Кирилл прислушался: кто-то всходил скитской тропой. Он стал вглядываться в чащобу. В просветах между ветвей вспыхнуло, с каждым мгновением все увеличиваясь, яркое пятно женского платка. Через минуту из леса показалась женщина. Вышла на скитскую плешину, резко встала, а затем быстро-быстро, сбивчивой походкой устремилась к старику. Шагах в трех от него она разом, будто ее подломили сзади, упала перед ним на колени, выдохнув едва слышно:

- Освободи, святой отец!

Женщина смотрела на него, как на икону, униженно и самозабвенно. Огромные серые глаза на худом, в расползающихся пятнах лице ее выглядели чужими, случайными.

Кому-кому, а Кириллу доподлинно ведомы все нехитрые бабьи беды. Уже через минуту костистое плечо ее затихло, усмиренное стариковой ладонью.

- Не ропщи, не сетуй на судьбу, ибо и она промысел Божий. Молитвой вознесись над грехами своими, и Он услышит, и Он простит. Все мы - ничто. Он все... Иди... Я помолюсь, сниму тяжесть. Иди... Иди с Богом... В спокойном сердце Царствие Божье.

Влажными губами женщина приникла к его вялой руке, а потом молча поднялась и пошла тою же тропой легко и ровно. У скитского порога, как память о ней, остался узелок с платой за очищение: кусок пирога-рыбника.

Цветастый платок бесшумной птицей еще некоторое время помельтешил в ближней листве, пока наконец не погас в шелестящих сумерках.

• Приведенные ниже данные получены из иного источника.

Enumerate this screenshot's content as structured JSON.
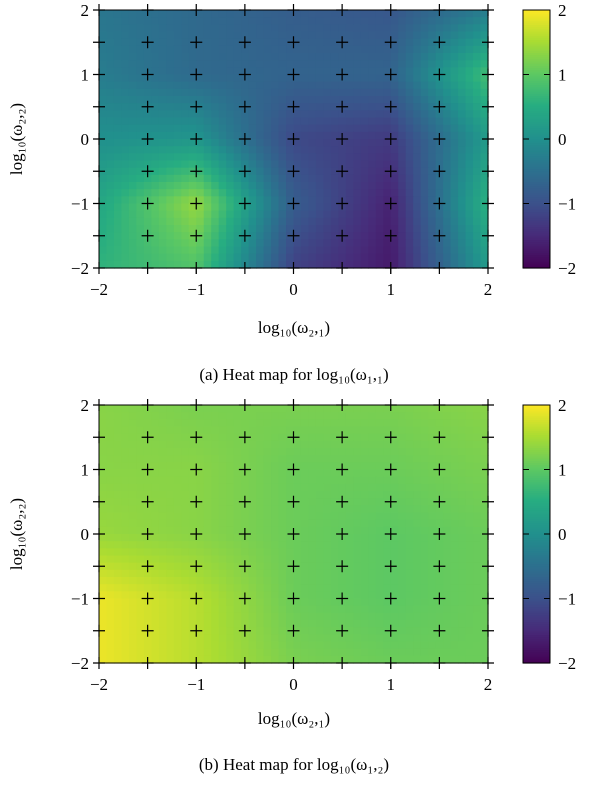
{
  "chart_data": [
    {
      "type": "heatmap",
      "caption": "(a) Heat map for log₁₀(ω₁,₁)",
      "xlabel": "log₁₀(ω₂,₁)",
      "ylabel": "log₁₀(ω₂,₂)",
      "xlim": [
        -2,
        2
      ],
      "ylim": [
        -2,
        2
      ],
      "xticks": [
        -2,
        -1,
        0,
        1,
        2
      ],
      "yticks": [
        -2,
        -1,
        0,
        1,
        2
      ],
      "xtick_labels": [
        "−2",
        "−1",
        "0",
        "1",
        "2"
      ],
      "ytick_labels": [
        "−2",
        "−1",
        "0",
        "1",
        "2"
      ],
      "colorbar": {
        "range": [
          -2,
          2
        ],
        "ticks": [
          -2,
          -1,
          0,
          1,
          2
        ],
        "tick_labels": [
          "−2",
          "−1",
          "0",
          "1",
          "2"
        ],
        "colormap": "viridis"
      },
      "sample_grid": {
        "x": [
          -2,
          -1.5,
          -1,
          -0.5,
          0,
          0.5,
          1,
          1.5,
          2
        ],
        "y": [
          -2,
          -1.5,
          -1,
          -0.5,
          0,
          0.5,
          1,
          1.5,
          2
        ],
        "marker": "+"
      },
      "x": [
        -2,
        -1,
        0,
        1,
        2
      ],
      "y": [
        -2,
        -1,
        0,
        1,
        2
      ],
      "values": [
        [
          0.6,
          0.9,
          -1.2,
          -1.7,
          0.2
        ],
        [
          0.4,
          1.4,
          -0.8,
          -1.6,
          0.6
        ],
        [
          0.0,
          0.1,
          -1.1,
          -1.3,
          0.2
        ],
        [
          -0.3,
          -0.6,
          -0.7,
          -0.7,
          0.8
        ],
        [
          -0.4,
          -0.6,
          -0.8,
          -0.9,
          -0.3
        ]
      ]
    },
    {
      "type": "heatmap",
      "caption": "(b) Heat map for log₁₀(ω₁,₂)",
      "xlabel": "log₁₀(ω₂,₁)",
      "ylabel": "log₁₀(ω₂,₂)",
      "xlim": [
        -2,
        2
      ],
      "ylim": [
        -2,
        2
      ],
      "xticks": [
        -2,
        -1,
        0,
        1,
        2
      ],
      "yticks": [
        -2,
        -1,
        0,
        1,
        2
      ],
      "xtick_labels": [
        "−2",
        "−1",
        "0",
        "1",
        "2"
      ],
      "ytick_labels": [
        "−2",
        "−1",
        "0",
        "1",
        "2"
      ],
      "colorbar": {
        "range": [
          -2,
          2
        ],
        "ticks": [
          -2,
          -1,
          0,
          1,
          2
        ],
        "tick_labels": [
          "−2",
          "−1",
          "0",
          "1",
          "2"
        ],
        "colormap": "viridis"
      },
      "sample_grid": {
        "x": [
          -2,
          -1.5,
          -1,
          -0.5,
          0,
          0.5,
          1,
          1.5,
          2
        ],
        "y": [
          -2,
          -1.5,
          -1,
          -0.5,
          0,
          0.5,
          1,
          1.5,
          2
        ],
        "marker": "+"
      },
      "x": [
        -2,
        -1,
        0,
        1,
        2
      ],
      "y": [
        -2,
        -1,
        0,
        1,
        2
      ],
      "values": [
        [
          1.9,
          1.6,
          1.2,
          1.1,
          1.1
        ],
        [
          1.9,
          1.6,
          1.1,
          1.0,
          1.1
        ],
        [
          1.4,
          1.3,
          1.1,
          1.0,
          1.1
        ],
        [
          1.3,
          1.3,
          1.1,
          1.1,
          1.2
        ],
        [
          1.3,
          1.2,
          1.2,
          1.2,
          1.3
        ]
      ]
    }
  ]
}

В часы одиночества Кирилл словно бы растворялся в окружающем, ему начинало казаться, что плоть его улетучивается, оставляя душу один на один с целым миром. Он вбирал собою всю эту благость, но сны, сны, которых он не любил и боялся, уже стерегли урочное мгновение. Податливые веки наливались тяжестью, спину сводила истома, и в мир тишины и покоя всей своей обжигающей тяжестью обрушивались видения. Суетные, земные, греховодные. Им было не до святости. Это потому, что они никем не придумывались, а существовали сами по себе...

Сумерки, точно живые, крались изо всех чащобных тайников, обволакивая балки и овраги дремотным оцепенением. Кирилл бродил по лесу, вслушиваясь в вещее его дыхание.

Здесь все было исполнено для него смысла и значительности. Он шел, не выбирая пути, и оттого неожиданно для себя выбрался на опушку. Внизу курилось трубными дымками вечернее село. Дома здесь не жались друг к другу, как там, в России, а стояли вразброс: кряжистые - бревно к бревну - с высокими по-северному окнами, щедро обрастая надворными клетями. Снизу тянуло пометом и прелой соломой. На короткий миг душу его осветила ревностная зависть ко всему этому - селу, домам, запаху, и где-то в самом глухом закоулке памяти, словно эхо, отдалось давнее, забытое: "Дяденька-а-а!" - но тут же, чтобы избавиться от наваждения, пошел прочь, правда, чуть поспешнее, чем обычно. На полпути к скиту, у неглубокого оврага, старик сделал передышку: не попрыгаешь много на деревяшке. А здесь у него в полувенце из трех сросшихся берез имелся пенек. Он сел, словно утонул в сумерках. И тишина сомкнулась над ним. Но постепенно, исподволь, оттуда, из оврага, сначала неясно, потом все отчетливее и явственней его сознание выделило два голоса, ведущих отрывистый, почти лихорадочный разговор.

Первый:

- Боюсь я, Федя. Не за себя - за тебя боюсь. Зверь ведь он, истинный зверь.

Второй:

- Глупая ты, Оля. В наше время и не таких скручивают. Запугал он тебя насмерть. Страхом и берет. А ты плюнь, едем со мной. Я тебя от всякого ветра укрою.

- Грех ведь, Федюша, муж он мне. Венчанный. А то бы хоть с завязанными глазами.

- Какой же он муж тебе? Силой взял, силой жить заставляет. Четвертый десяток советской власти, а у нас здесь сплошной домострой. Религию справляете, поп заместо предсовета барином по деревне ходит. Куда только организации смотрят?

- А как же без Бога-то, Феденька? Ведь вот и у нас с тобой - грех. Куда же я душу опосля всего дену?

- Как хочешь, а я тебя из этого болота вытяну. Силой, но увезу. Люблю я тебя, понимаешь? Не баловаться с тобой хочу - жить, понимаешь?.. Эх, все слова в твоем страхе вязнут.